Published on 12, July, 2020
For the second time, I was told by a GP that I "suffer with autism"
No I don't. I am autistic and any suffering involved comes from my needs as an autistic person not being met predominantly, in fact, in health care settings.
Grrrrr! Partly venting my spleen here, but at the same time I know this faux pas is born of ignorance not wilful intention to insult. This GP was trying to be sympathetic, I'm sure. He does not seem to know much about autism though since he's asking the patient who has diagnoses of autism, dyslexia, Irlen's syndromes and has further been identified as a synesthete, whether I have an SPD diagnosis - excuse me while I bang my head on brick wall (metaphorically, of course).
Then he stated I "suffer" with autism.
Are you folks getting the same from health care professionals? And how do you go about correcting them?
This obviously isn't his fault. It's just ignorance because he hasn't been trained. But none of us is getting very far, if our GPs don't understand what being autistic means. I'm wondering if it's time I popped my old trainer's hat back on and offered to do some training sessions for them free of charge.
Knowledge is power. It sucks that it is up to us to educate the world when our heads are already spinning.

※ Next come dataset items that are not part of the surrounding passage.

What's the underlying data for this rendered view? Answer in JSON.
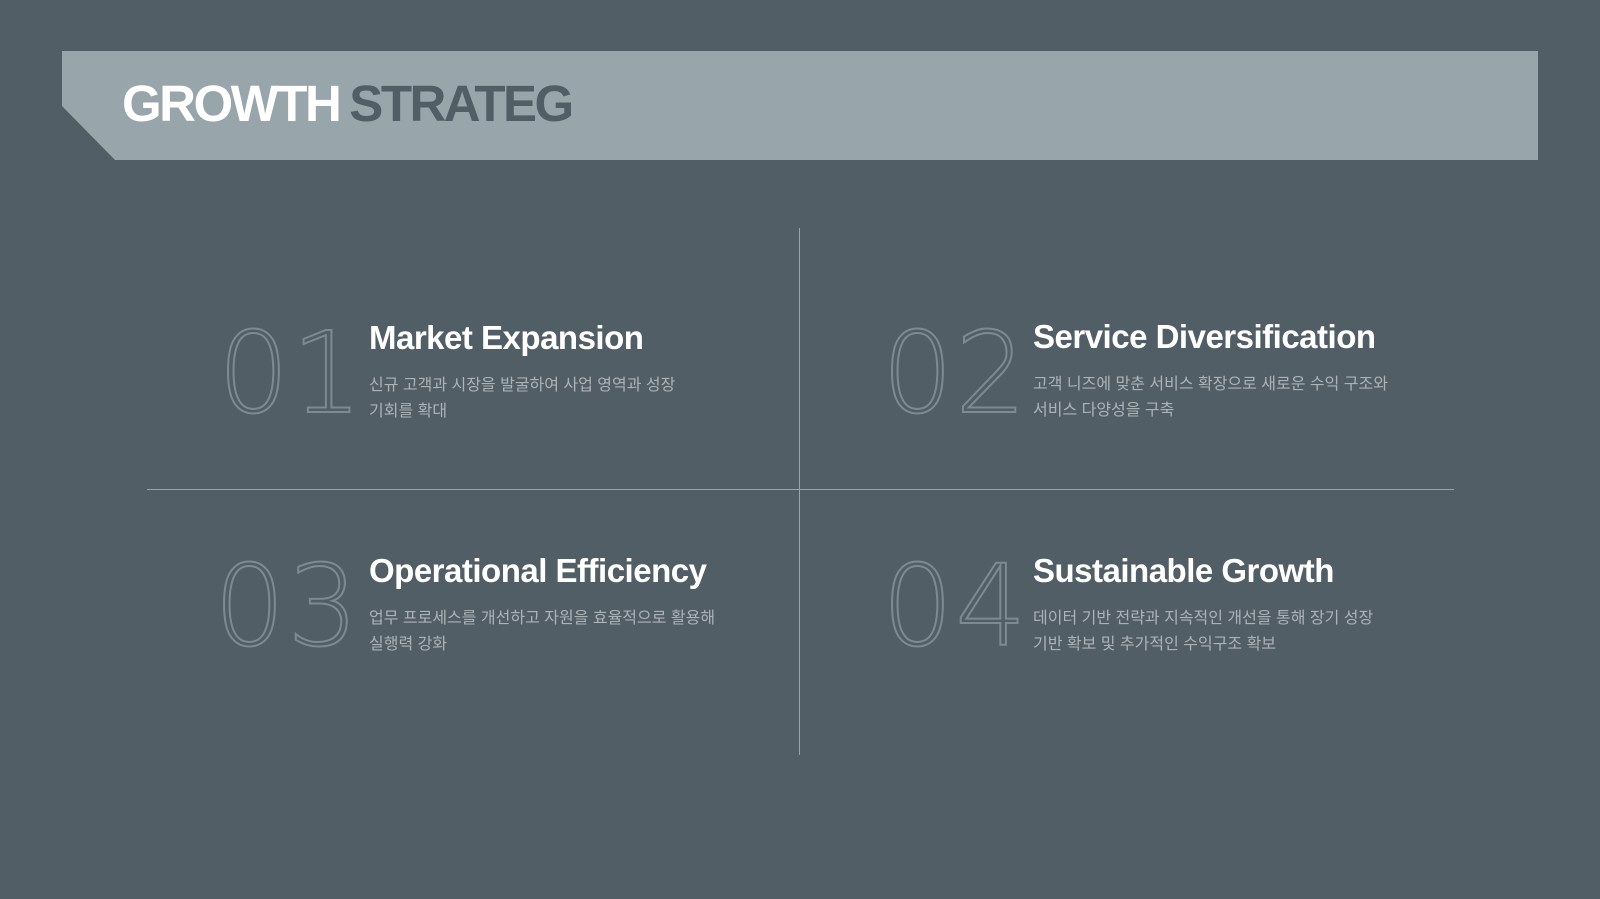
{
  "title": {
    "part1": "GROWTH",
    "part2": "STRATEG"
  },
  "items": [
    {
      "number": "01",
      "title": "Market Expansion",
      "desc_line1": "신규 고객과 시장을 발굴하여 사업 영역과 성장",
      "desc_line2": "기회를 확대"
    },
    {
      "number": "02",
      "title": "Service Diversification",
      "desc_line1": "고객 니즈에 맞춘 서비스 확장으로 새로운 수익 구조와",
      "desc_line2": "서비스 다양성을 구축"
    },
    {
      "number": "03",
      "title": "Operational Efficiency",
      "desc_line1": "업무 프로세스를 개선하고 자원을 효율적으로 활용해",
      "desc_line2": "실행력 강화"
    },
    {
      "number": "04",
      "title": "Sustainable Growth",
      "desc_line1": "데이터 기반 전략과 지속적인 개선을 통해 장기 성장",
      "desc_line2": "기반 확보 및 추가적인 수익구조 확보"
    }
  ]
}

And yes a lot of GP's are not educated on the subject of Autism.
Exactly. I can self advocate until the point I am in a medical situation, and can't communicate at all. That's when I need everyone to understand, no body does and I can't tell them what the need is.

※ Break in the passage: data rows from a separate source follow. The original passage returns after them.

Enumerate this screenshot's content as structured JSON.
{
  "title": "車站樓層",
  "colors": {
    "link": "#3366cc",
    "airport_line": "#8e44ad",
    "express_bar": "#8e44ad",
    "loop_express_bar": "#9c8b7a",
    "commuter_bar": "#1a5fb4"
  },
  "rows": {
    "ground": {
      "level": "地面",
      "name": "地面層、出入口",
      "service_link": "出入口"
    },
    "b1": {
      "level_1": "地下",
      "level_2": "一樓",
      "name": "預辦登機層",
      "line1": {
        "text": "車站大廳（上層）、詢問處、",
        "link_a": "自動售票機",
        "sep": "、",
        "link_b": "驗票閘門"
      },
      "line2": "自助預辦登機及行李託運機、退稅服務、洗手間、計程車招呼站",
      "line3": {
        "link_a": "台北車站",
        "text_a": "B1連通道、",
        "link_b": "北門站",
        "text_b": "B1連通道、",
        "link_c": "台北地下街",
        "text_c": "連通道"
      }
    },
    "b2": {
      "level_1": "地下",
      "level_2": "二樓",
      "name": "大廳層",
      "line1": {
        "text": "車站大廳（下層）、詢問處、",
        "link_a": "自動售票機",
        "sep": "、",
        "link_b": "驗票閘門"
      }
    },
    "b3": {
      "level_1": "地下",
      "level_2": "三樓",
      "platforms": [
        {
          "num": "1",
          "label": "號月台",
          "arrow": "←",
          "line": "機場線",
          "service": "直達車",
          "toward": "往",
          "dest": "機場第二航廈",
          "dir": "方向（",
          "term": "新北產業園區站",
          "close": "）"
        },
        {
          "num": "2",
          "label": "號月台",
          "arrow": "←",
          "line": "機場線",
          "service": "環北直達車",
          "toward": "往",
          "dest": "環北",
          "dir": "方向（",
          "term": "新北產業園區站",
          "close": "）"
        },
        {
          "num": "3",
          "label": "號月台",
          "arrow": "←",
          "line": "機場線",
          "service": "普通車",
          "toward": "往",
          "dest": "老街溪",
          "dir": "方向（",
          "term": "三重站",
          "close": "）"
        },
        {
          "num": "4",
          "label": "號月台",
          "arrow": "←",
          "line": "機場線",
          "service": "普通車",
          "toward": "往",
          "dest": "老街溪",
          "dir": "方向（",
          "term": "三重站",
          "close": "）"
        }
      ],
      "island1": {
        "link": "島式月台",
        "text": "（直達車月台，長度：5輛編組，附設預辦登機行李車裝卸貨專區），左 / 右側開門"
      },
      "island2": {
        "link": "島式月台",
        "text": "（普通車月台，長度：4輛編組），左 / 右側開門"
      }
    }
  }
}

Ahhh that's rough. I think I used to be like that because the power dynamic caused by their medical authority and you are in THEIR work place sets off a kind of anxiety like you feel like you aren't allowed to question them in anyway or that if you do they will just squash your concerns down rather than actually reassuring you. I can't remember exactly how I broke out of that now, but I know at some point I did.
Yes, I had that a lot prior to my diagnosis. I could never quite express what was wrong, not even rate pain for them, in a way they understood and then they'd get shirty with me thinking I was just being difficult.
I can see now that we were just speaking different languages. Now they know I am autistic, they are more patient, but they still don't get why it's difficult for me to express the problem or receive the information from them. That's where I really need a go between to ensure I am actually getting any health care.